Once you have your environment set up, you can install the dependencies by running:

$ pip install -r requirements.txt

This will download all of the packages you need to run the example.

To initialize this project as a DVC repository, use dvc init. Now you have everything you need to get started with experiments and checkpoints.

Setting up a DVC pipeline

DVC can version data as well as the ML model weights file in checkpoints during the training process. To enable this, you will need to set up a DVC pipeline to train your model.

Now we need to add a training stage to dvc.yaml including checkpoint: true in its output. This tells DVC which cached output(s) to use to resume the experiment later (a circular dependency). We'll do this with dvc exp init --live.

$ dvc exp init --live 'dvclive' \
--data 'data/MNIST' \
--code 'train.py' \
--model 'model.pt' \
--type 'checkpoint' \
python train.py

The --live option configures where the DVCLive logs (produced by the training process) will go. --type 'checkpoint' is used to enable DVC checkpoints.

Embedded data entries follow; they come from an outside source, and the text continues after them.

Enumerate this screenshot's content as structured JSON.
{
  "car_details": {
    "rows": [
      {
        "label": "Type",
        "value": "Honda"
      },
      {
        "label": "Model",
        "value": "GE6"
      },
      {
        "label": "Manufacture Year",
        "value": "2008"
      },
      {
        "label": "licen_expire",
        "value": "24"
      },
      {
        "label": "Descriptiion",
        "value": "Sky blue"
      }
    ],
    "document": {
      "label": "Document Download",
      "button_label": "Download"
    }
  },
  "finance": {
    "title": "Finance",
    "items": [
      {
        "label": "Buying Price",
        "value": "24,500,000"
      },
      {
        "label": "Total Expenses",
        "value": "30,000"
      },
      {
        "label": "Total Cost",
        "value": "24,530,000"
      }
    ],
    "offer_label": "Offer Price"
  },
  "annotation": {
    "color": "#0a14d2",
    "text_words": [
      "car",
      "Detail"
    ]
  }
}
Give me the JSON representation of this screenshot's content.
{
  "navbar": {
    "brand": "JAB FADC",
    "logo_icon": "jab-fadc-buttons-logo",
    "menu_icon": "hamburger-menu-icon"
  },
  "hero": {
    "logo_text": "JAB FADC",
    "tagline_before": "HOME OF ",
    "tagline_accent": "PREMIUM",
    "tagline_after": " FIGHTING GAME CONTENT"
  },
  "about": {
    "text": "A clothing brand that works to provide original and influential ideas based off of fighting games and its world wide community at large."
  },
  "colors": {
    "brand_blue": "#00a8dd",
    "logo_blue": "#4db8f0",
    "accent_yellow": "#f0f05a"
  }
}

The checkpoint file, specified with --model 'model.pt', is an output from one checkpoint that becomes a dependency for the next checkpoint. The other options (--data and --code) set up our dependencies for running the training code, whose parameters we want to track (by default everything inside params.yaml).

After running the command above to setup your train stage, your dvc.yaml should have the following code.

stages:
  train:
    cmd: python train.py
    deps:
      - data/MNIST
      - train.py
    params:
      - params.yaml:
    outs:
      - model.pt:
          checkpoint: true
    metrics:
      - dvclive.json:
          cache: false
          persist: true
    plots:
      - dvclive/scalars:
          cache: false
          persist: true

Note that enabling checkpoints in a dvc.yaml file makes it incompatible with dvc repro.

Before we go any further, this is a great point to add these changes to your Git history. You can do that with the following commands:

$ git add .
$ git commit -m "created DVC pipeline"

Now that you know how to enable checkpoints in a DVC pipeline, let's move on to setting up checkpoints in your code.

Registering checkpoints in your code

Take a look at the train.py file and you'll see how we train a convolutional neural network to classify handwritten digits. The main area of this code most relevant to checkpoints is when we iterate over the training epochs.

This is where DVC will be able to track our metrics over time and where we will add our checkpoints to give us the points in time with our model that we can switch between.

Now we need to enable checkpoints at the code level. We are interested in tracking the metrics along with each checkpoint, so we'll need to add a few lines of code.

In the train.py file, import the dvclive package with the other imports::

from dvclive import Live

It's also possible to use DVC's Python API to register checkpoints, or to use custom code to do so. See dvc.api.make_checkpoint() for details.

Then update the following lines of code in the main method inside of the training epoch loop.

+ dvclive = Live()

# Iterate over training epochs.
for i in range(1, EPOCHS+1):
    # Train in batches.
    train_loader = torch.utils.data.DataLoader(
            dataset=list(zip(x_train, y_train)),
            batch_size=512,
            shuffle=True)
    for x_batch, y_batch in train_loader:
        train(model, x_batch, y_batch, params["lr"], params["weight_decay"])
    torch.save(model.state_dict(), "model.pt")
    # Evaluate and checkpoint.
    metrics = evaluate(model, x_test, y_test)
    for k, v in metrics.items():
        print('Epoch %s: %s=%s'%(i, k, v))
+       dvclive.log(k, v)
+   dvclive.next_step()

The line torch.save(model.state_dict(), "model.pt") updates the checkpoint file.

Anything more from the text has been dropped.